I DIED for beauty, but was scarce
Adjusted in the tomb,
When one who died for truth was lain
In an adjoining room.

He questioned softly why I failed?
“For beauty,” I replied.
“And I for truth,—the two are one;
We brethren are,” he said.

And so, as kinsmen met a night,
We talked between the rooms,

Until the moss had reached our lips,
And covered up our names.

Holy Sonnet X
by: John Donne

Death, be not proud, though some have called thee
Mighty and dreadful, for thou art not so;
For those whom thou think'st thou dost overthrow,
Die not, poor Death, nor yet canst thou kill me.
From rest and sleep, which but thy pictures be,
Much pleasure; then from thee much more must flow,
And soonest our best men with thee do go,
Rest of their bones, and soul's delivery.
Thou art slave to fate, chance, kings, and desperate men,
And dost with poison, war, and sickness dwell;
And poppy or charms can make us sleep as well
And better than thy stroke; why swell'st thou then?
One short sleep past, we wake eternally,
And death shall be no more; Death, thou shalt die.


Re: death poems
Posted by: Chesil (---.neo.rr.com)
Date: May 21, 2002 06:08AM

Dylan Thomas (1914-1953)


And Death Shall Have No Dominion

And death shall have no dominion.
Dead men naked they shall be one
With the man in the wind and the west moon;
When their bones are picked clean and the clean bones gone,
They shall have stars at elbow and foot;
Though they go mad they shall be sane,
Though they sink through the sea they shall rise again;
Though lovers be lost love shall not;
And death shall have no dominion.

And death shall have no dominion.
Under the windings of the sea
They lying long shall not die windily;
Twisting on racks when sinews give way,
Strapped to a wheel, yet they shall not break;
Faith in their hands shall snap in two,
And the unicorn evils run them through;
Split all ends up they shan't crack;
And death shall have no dominion.

And death shall have no dominion.
No more may gulls cry at their ears
Or waves break loud on the seashores.
Where blew a flower may a flower no more
Lift its head to the blows of the rain;
Though they be mad and dead as nails,
Heads of the characters hammer through daisies;
Break in the sun till the sun breaks down,
And death shall have no dominion.


Re: death poems
Posted by: Glenda (---.dallas-02rh15rt-tx.dial-access.att.net)
Date: May 21, 2002 09:52AM

Condolence--Dorothy Parker

They hurried here, as soon as you had died,
Their faces damp with haste and sympathy,
And pressed my hand in theirs, and smoothed my knee,
And clicked their tongues, and watched me, mournful-eyed.
Gently they told me of that Other Side-
How, even then, you waited there for me,
And what ecstatic meeting ours would be.
Moved by the lovely tale, they broke, and cried.

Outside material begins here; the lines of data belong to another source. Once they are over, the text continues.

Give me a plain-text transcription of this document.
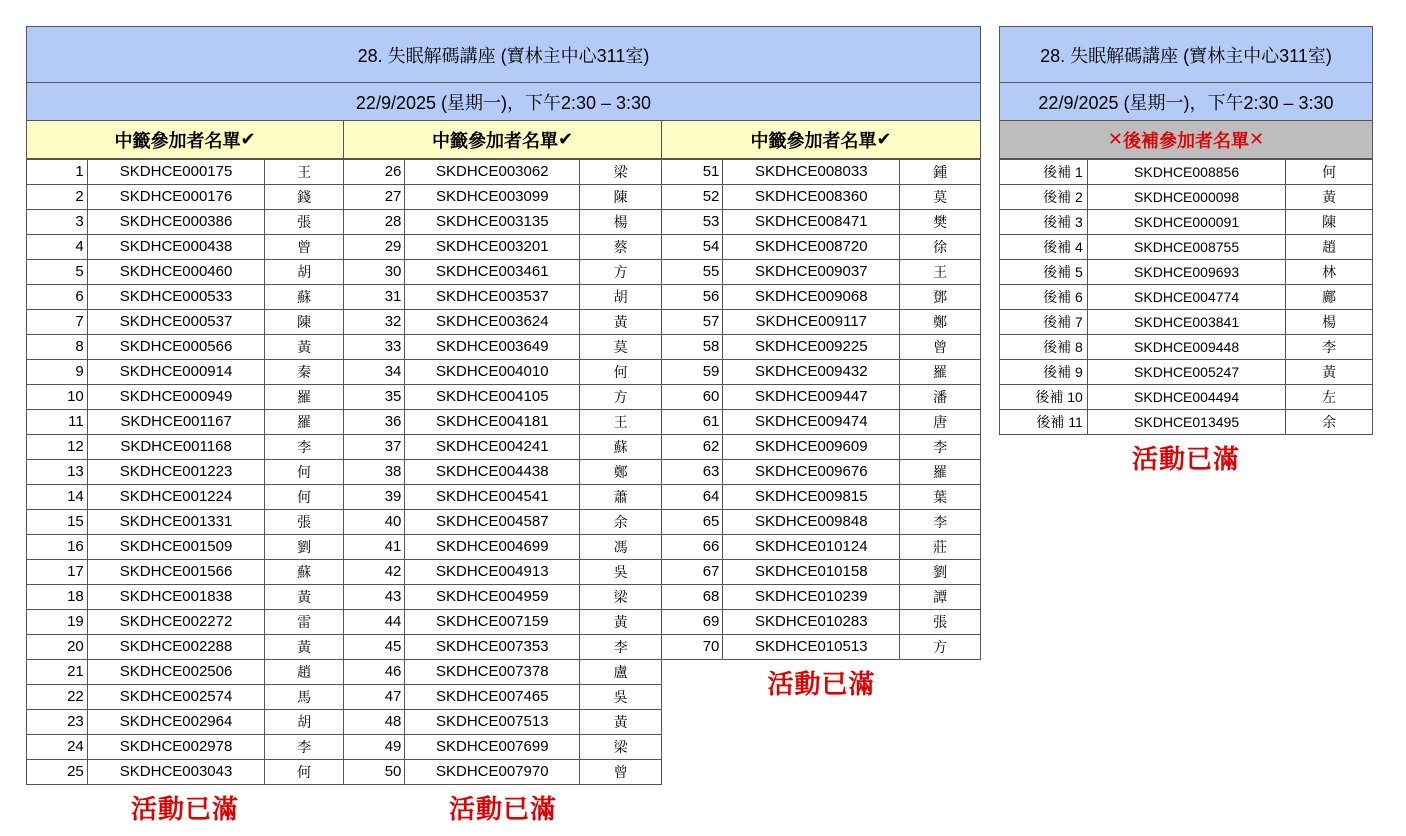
28. 失眠解碼講座 (寶林主中心311室)
22/9/2025 (星期一)，下午2:30 – 3:30
中籤參加者名單 ✔
1	SKDHCE000175	王
2	SKDHCE000176	錢
3	SKDHCE000386	張
4	SKDHCE000438	曾
5	SKDHCE000460	胡
6	SKDHCE000533	蘇
7	SKDHCE000537	陳
8	SKDHCE000566	黃
9	SKDHCE000914	秦
10	SKDHCE000949	羅
11	SKDHCE001167	羅
12	SKDHCE001168	李
13	SKDHCE001223	何
14	SKDHCE001224	何
15	SKDHCE001331	張
16	SKDHCE001509	劉
17	SKDHCE001566	蘇
18	SKDHCE001838	黃
19	SKDHCE002272	雷
20	SKDHCE002288	黃
21	SKDHCE002506	趙
22	SKDHCE002574	馬
23	SKDHCE002964	胡
24	SKDHCE002978	李
25	SKDHCE003043	何
活動已滿
中籤參加者名單 ✔
26	SKDHCE003062	梁
27	SKDHCE003099	陳
28	SKDHCE003135	楊
29	SKDHCE003201	蔡
30	SKDHCE003461	方
31	SKDHCE003537	胡
32	SKDHCE003624	黃
33	SKDHCE003649	莫
34	SKDHCE004010	何
35	SKDHCE004105	方
36	SKDHCE004181	王
37	SKDHCE004241	蘇
38	SKDHCE004438	鄭
39	SKDHCE004541	蕭
40	SKDHCE004587	余
41	SKDHCE004699	馮
42	SKDHCE004913	吳
43	SKDHCE004959	梁
44	SKDHCE007159	黃
45	SKDHCE007353	李
46	SKDHCE007378	盧
47	SKDHCE007465	吳
48	SKDHCE007513	黃
49	SKDHCE007699	梁
50	SKDHCE007970	曾
活動已滿
中籤參加者名單 ✔
51	SKDHCE008033	鍾
52	SKDHCE008360	莫
53	SKDHCE008471	樊
54	SKDHCE008720	徐
55	SKDHCE009037	王
56	SKDHCE009068	鄧
57	SKDHCE009117	鄭
58	SKDHCE009225	曾
59	SKDHCE009432	羅
60	SKDHCE009447	潘
61	SKDHCE009474	唐
62	SKDHCE009609	李
63	SKDHCE009676	羅
64	SKDHCE009815	葉
65	SKDHCE009848	李
66	SKDHCE010124	莊
67	SKDHCE010158	劉
68	SKDHCE010239	譚
69	SKDHCE010283	張
70	SKDHCE010513	方
活動已滿
28. 失眠解碼講座 (寶林主中心311室)
22/9/2025 (星期一)，下午2:30 – 3:30
✕ 後補參加者名單 ✕
後補 1	SKDHCE008856	何
後補 2	SKDHCE000098	黃
後補 3	SKDHCE000091	陳
後補 4	SKDHCE008755	趙
後補 5	SKDHCE009693	林
後補 6	SKDHCE004774	鄺
後補 7	SKDHCE003841	楊
後補 8	SKDHCE009448	李
後補 9	SKDHCE005247	黃
後補 10	SKDHCE004494	左
後補 11	SKDHCE013495	余
活動已滿
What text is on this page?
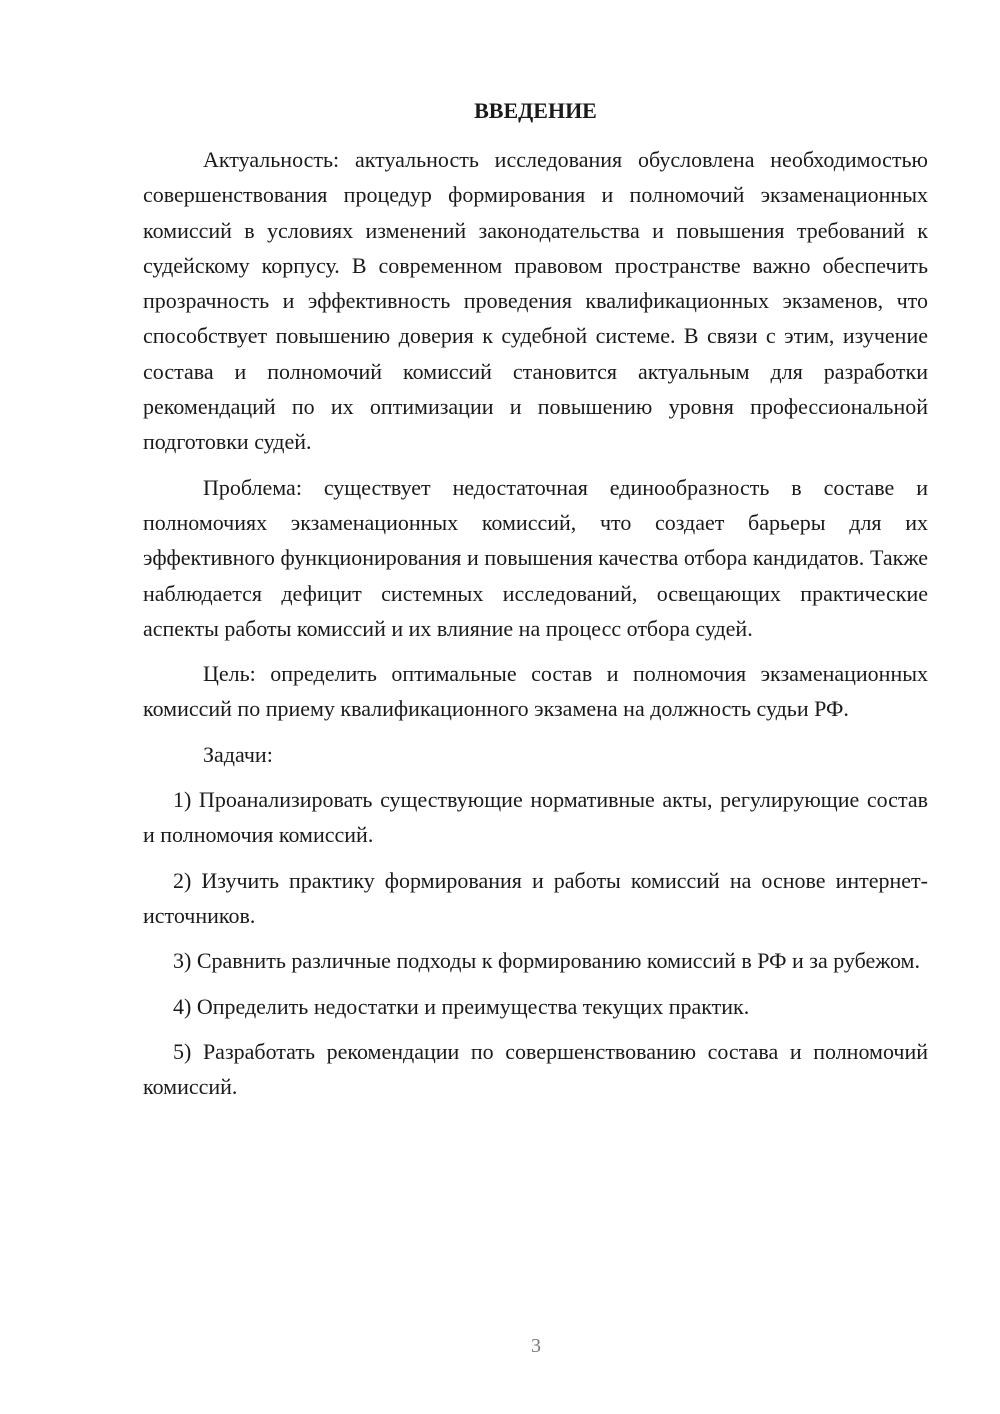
ВВЕДЕНИЕ

Актуальность: актуальность исследования обусловлена необходимостью совершенствования процедур формирования и полномочий экзаменационных комиссий в условиях изменений законодательства и повышения требований к судейскому корпусу. В современном правовом пространстве важно обеспечить прозрачность и эффективность проведения квалификационных экзаменов, что способствует повышению доверия к судебной системе. В связи с этим, изучение состава и полномочий комиссий становится актуальным для разработки рекомендаций по их оптимизации и повышению уровня профессиональной подготовки судей.

Проблема: существует недостаточная единообразность в составе и полномочиях экзаменационных комиссий, что создает барьеры для их эффективного функционирования и повышения качества отбора кандидатов. Также наблюдается дефицит системных исследований, освещающих практические аспекты работы комиссий и их влияние на процесс отбора судей.

Цель: определить оптимальные состав и полномочия экзаменационных комиссий по приему квалификационного экзамена на должность судьи РФ.

Задачи:

1) Проанализировать существующие нормативные акты, регулирующие состав и полномочия комиссий.

2) Изучить практику формирования и работы комиссий на основе интернет-источников.

3) Сравнить различные подходы к формированию комиссий в РФ и за рубежом.

4) Определить недостатки и преимущества текущих практик.

5) Разработать рекомендации по совершенствованию состава и полномочий комиссий.

3
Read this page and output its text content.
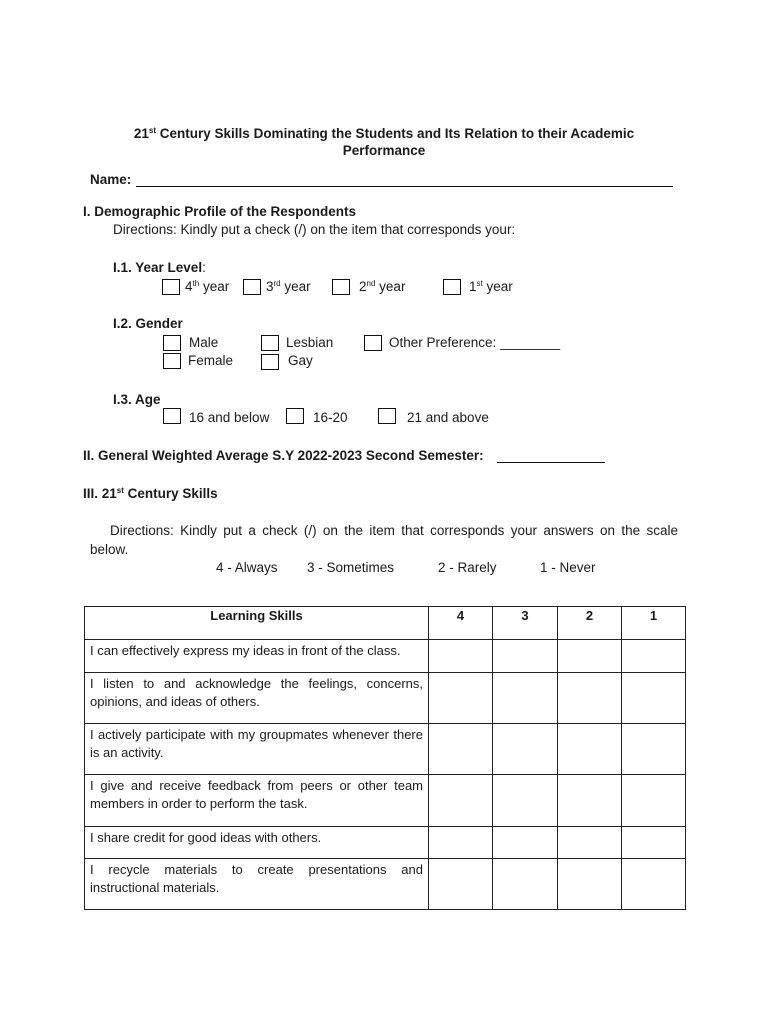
21st Century Skills Dominating the Students and Its Relation to their Academic
Performance
Name:
I. Demographic Profile of the Respondents
Directions: Kindly put a check (/) on the item that corresponds your:
I.1. Year Level:
4th year	3rd year	2nd year	1st year
I.2. Gender
Male	Lesbian	Other Preference: ________
Female	Gay
I.3. Age
16 and below	16-20	21 and above
II. General Weighted Average S.Y 2022-2023 Second Semester:
III. 21st Century Skills
Directions: Kindly put a check (/) on the item that corresponds your answers on the scale
below.
4 - Always 3 - Sometimes	2 - Rarely	1 - Never
Learning Skills	4	3	2	1
I can effectively express my ideas in front of the class.				
I listen to and acknowledge the feelings, concerns, opinions, and ideas of others.				
I actively participate with my groupmates whenever there is an activity.				
I give and receive feedback from peers or other team members in order to perform the task.				
I share credit for good ideas with others.				
I recycle materials to create presentations and instructional materials.				
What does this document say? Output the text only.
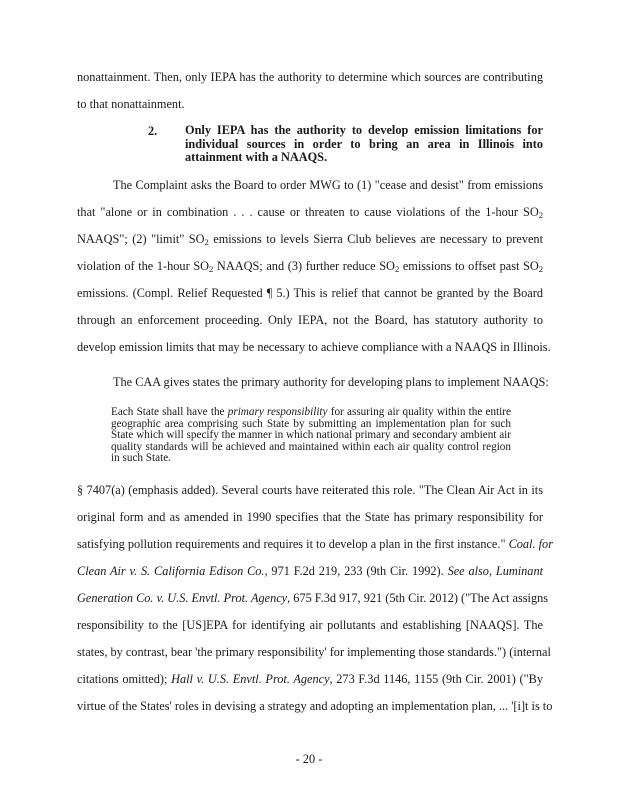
nonattainment. Then, only IEPA has the authority to determine which sources are contributing
to that nonattainment.
2. Only IEPA has the authority to develop emission limitations for individual sources in order to bring an area in Illinois into attainment with a NAAQS.
The Complaint asks the Board to order MWG to (1) "cease and desist" from emissions
that "alone or in combination . . . cause or threaten to cause violations of the 1-hour $SO_2$
NAAQS"; (2) "limit" $SO_2$ emissions to levels Sierra Club believes are necessary to prevent
violation of the 1-hour $SO_2$ NAAQS; and (3) further reduce $SO_2$ emissions to offset past $SO_2$
emissions. (Compl. Relief Requested ¶ 5.) This is relief that cannot be granted by the Board
through an enforcement proceeding. Only IEPA, not the Board, has statutory authority to
develop emission limits that may be necessary to achieve compliance with a NAAQS in Illinois.
The CAA gives states the primary authority for developing plans to implement NAAQS:
Each State shall have the primary responsibility for assuring air quality within the entire geographic area comprising such State by submitting an implementation plan for such State which will specify the manner in which national primary and secondary ambient air quality standards will be achieved and maintained within each air quality control region in such State.
§ 7407(a) (emphasis added). Several courts have reiterated this role. "The Clean Air Act in its
original form and as amended in 1990 specifies that the State has primary responsibility for
satisfying pollution requirements and requires it to develop a plan in the first instance." Coal. for
Clean Air v. S. California Edison Co., 971 F.2d 219, 233 (9th Cir. 1992). See also, Luminant
Generation Co. v. U.S. Envtl. Prot. Agency, 675 F.3d 917, 921 (5th Cir. 2012) ("The Act assigns
responsibility to the [US]EPA for identifying air pollutants and establishing [NAAQS]. The
states, by contrast, bear 'the primary responsibility' for implementing those standards.") (internal
citations omitted); Hall v. U.S. Envtl. Prot. Agency, 273 F.3d 1146, 1155 (9th Cir. 2001) ("By
virtue of the States' roles in devising a strategy and adopting an implementation plan, ... '[i]t is to
- 20 -
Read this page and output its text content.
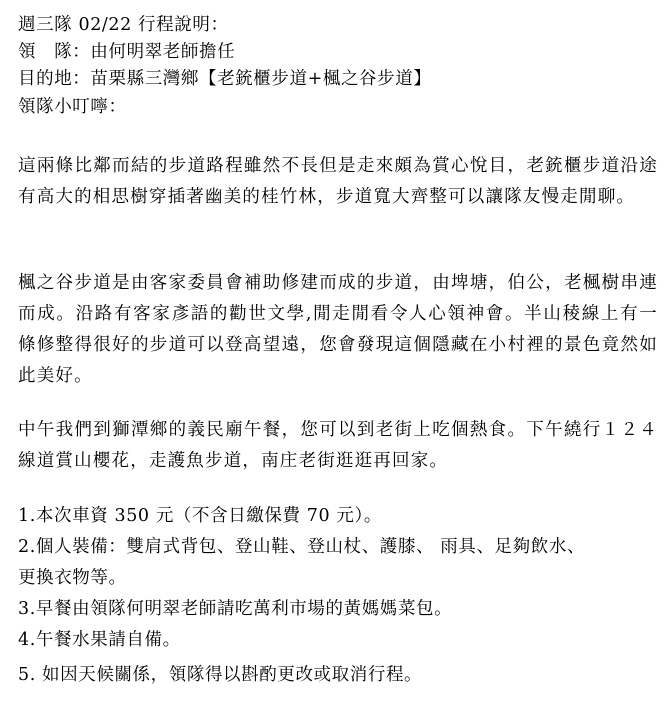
週三隊 02/22 行程說明：
領　隊：由何明翠老師擔任
目的地：苗栗縣三灣鄉【老銃櫃步道+楓之谷步道】
領隊小叮嚀：
這兩條比鄰而結的步道路程雖然不長但是走來頗為賞心悅目，老銃櫃步道沿途有高大的相思樹穿插著幽美的桂竹林，步道寬大齊整可以讓隊友慢走閒聊。
楓之谷步道是由客家委員會補助修建而成的步道，由埤塘，伯公，老楓樹串連而成。沿路有客家彥語的勸世文學,閒走閒看令人心領神會。半山稜線上有一條修整得很好的步道可以登高望遠，您會發現這個隱藏在小村裡的景色竟然如此美好。
中午我們到獅潭鄉的義民廟午餐，您可以到老街上吃個熱食。下午繞行１２４線道賞山櫻花，走護魚步道，南庄老街逛逛再回家。
1.本次車資 350 元（不含日繳保費 70 元）。
2.個人裝備：雙肩式背包、登山鞋、登山杖、護膝、 雨具、足夠飲水、
更換衣物等。
3.早餐由領隊何明翠老師請吃萬利市場的黃媽媽菜包。
4.午餐水果請自備。
5. 如因天候關係，領隊得以斟酌更改或取消行程。
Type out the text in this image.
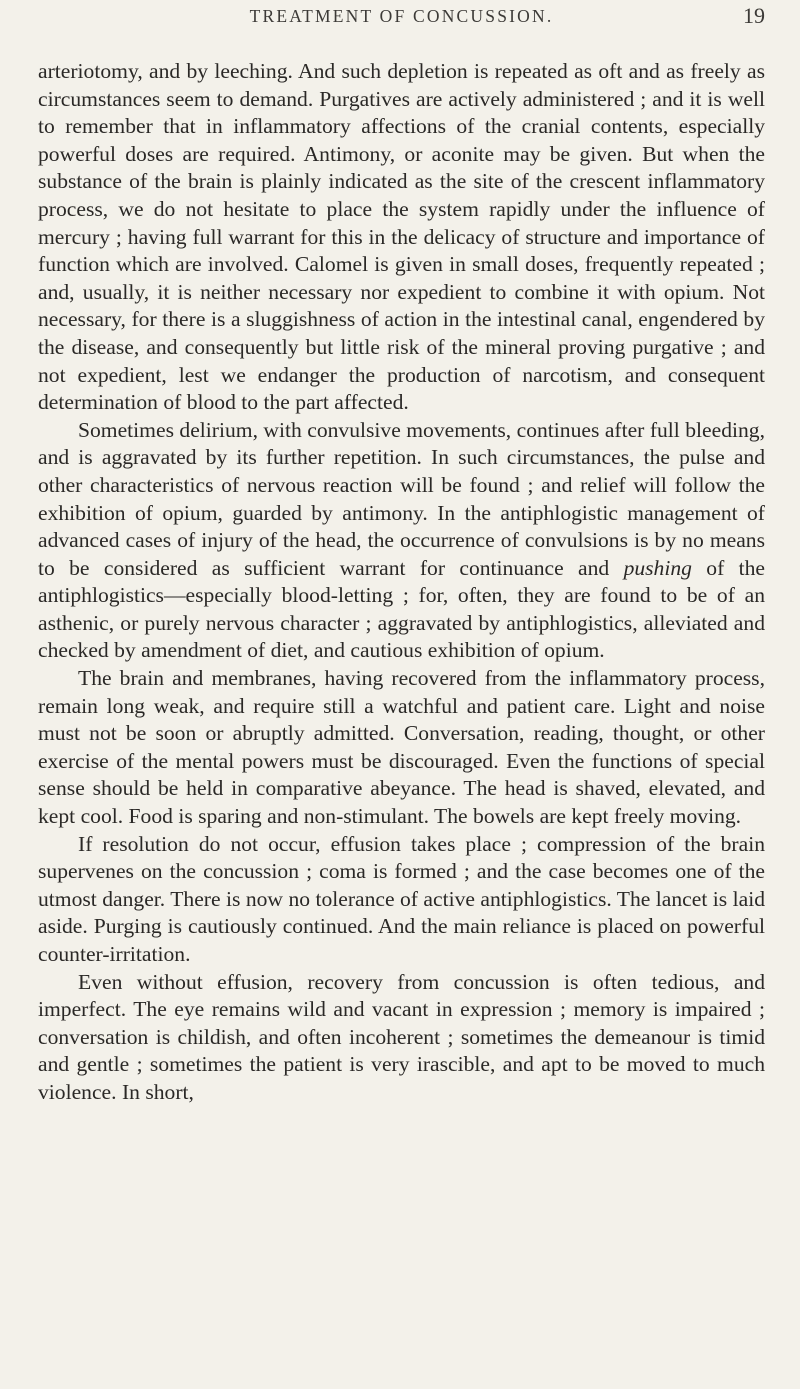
TREATMENT OF CONCUSSION.	19

arteriotomy, and by leeching. And such depletion is repeated as oft and as freely as circumstances seem to demand. Purgatives are actively administered ; and it is well to remember that in inflammatory affections of the cranial contents, especially powerful doses are required. Antimony, or aconite may be given. But when the substance of the brain is plainly indicated as the site of the crescent inflammatory process, we do not hesitate to place the system rapidly under the influence of mercury ; having full warrant for this in the delicacy of structure and importance of function which are involved. Calomel is given in small doses, frequently repeated ; and, usually, it is neither necessary nor expedient to combine it with opium. Not necessary, for there is a sluggishness of action in the intestinal canal, engendered by the disease, and consequently but little risk of the mineral proving purgative ; and not expedient, lest we endanger the production of narcotism, and consequent determination of blood to the part affected.

Sometimes delirium, with convulsive movements, continues after full bleeding, and is aggravated by its further repetition. In such circumstances, the pulse and other characteristics of nervous reaction will be found ; and relief will follow the exhibition of opium, guarded by antimony. In the antiphlogistic management of advanced cases of injury of the head, the occurrence of convulsions is by no means to be considered as sufficient warrant for continuance and pushing of the antiphlogistics—especially blood-letting ; for, often, they are found to be of an asthenic, or purely nervous character ; aggravated by antiphlogistics, alleviated and checked by amendment of diet, and cautious exhibition of opium.

The brain and membranes, having recovered from the inflammatory process, remain long weak, and require still a watchful and patient care. Light and noise must not be soon or abruptly admitted. Conversation, reading, thought, or other exercise of the mental powers must be discouraged. Even the functions of special sense should be held in comparative abeyance. The head is shaved, elevated, and kept cool. Food is sparing and non-stimulant. The bowels are kept freely moving.

If resolution do not occur, effusion takes place ; compression of the brain supervenes on the concussion ; coma is formed ; and the case becomes one of the utmost danger. There is now no tolerance of active antiphlogistics. The lancet is laid aside. Purging is cautiously continued. And the main reliance is placed on powerful counter-irritation.

Even without effusion, recovery from concussion is often tedious, and imperfect. The eye remains wild and vacant in expression ; memory is impaired ; conversation is childish, and often incoherent ; sometimes the demeanour is timid and gentle ; sometimes the patient is very irascible, and apt to be moved to much violence. In short,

And when I smiled, they told me I was brave,
And they rejoiced that I was comforted,
And left to tell of all the help they gave.
But I had smiled to think how you, the dead,
So curiously preoccupied and grave,
Would laugh, could you have heard the things they said.


Re: death poems
Posted by: Olivier (---.11-203-24.mtl.mc.videotron.ca)
Date: May 21, 2002 05:55PM

Do not stand at my grave and weep
I am not there. I do not sleep.
I am a thousand winds that blow.
I am the diamond glints on snow.
I am the sunlight on ripened grain.
I am the gentle autumn rain.
When you awaken in the morning's hush
I am the swift uplifting rush
Of quiet birds in circled flight.
I am the soft stars that shine at night.
Do not stand at my grave and cry;
I am not there. I did not die.

Mary E. Frye


Re: death poems
Posted by: sab' (194.167.255.---)
Date: May 23, 2002 08:54AM

Hello,

John Keats wrote a lot of poems about death because he was scared of it but thanks to his works, he managed to consider death as something "good" or "beautiful", cf his poem : Ode to Autumn.
You can find it on the official site of John Keats.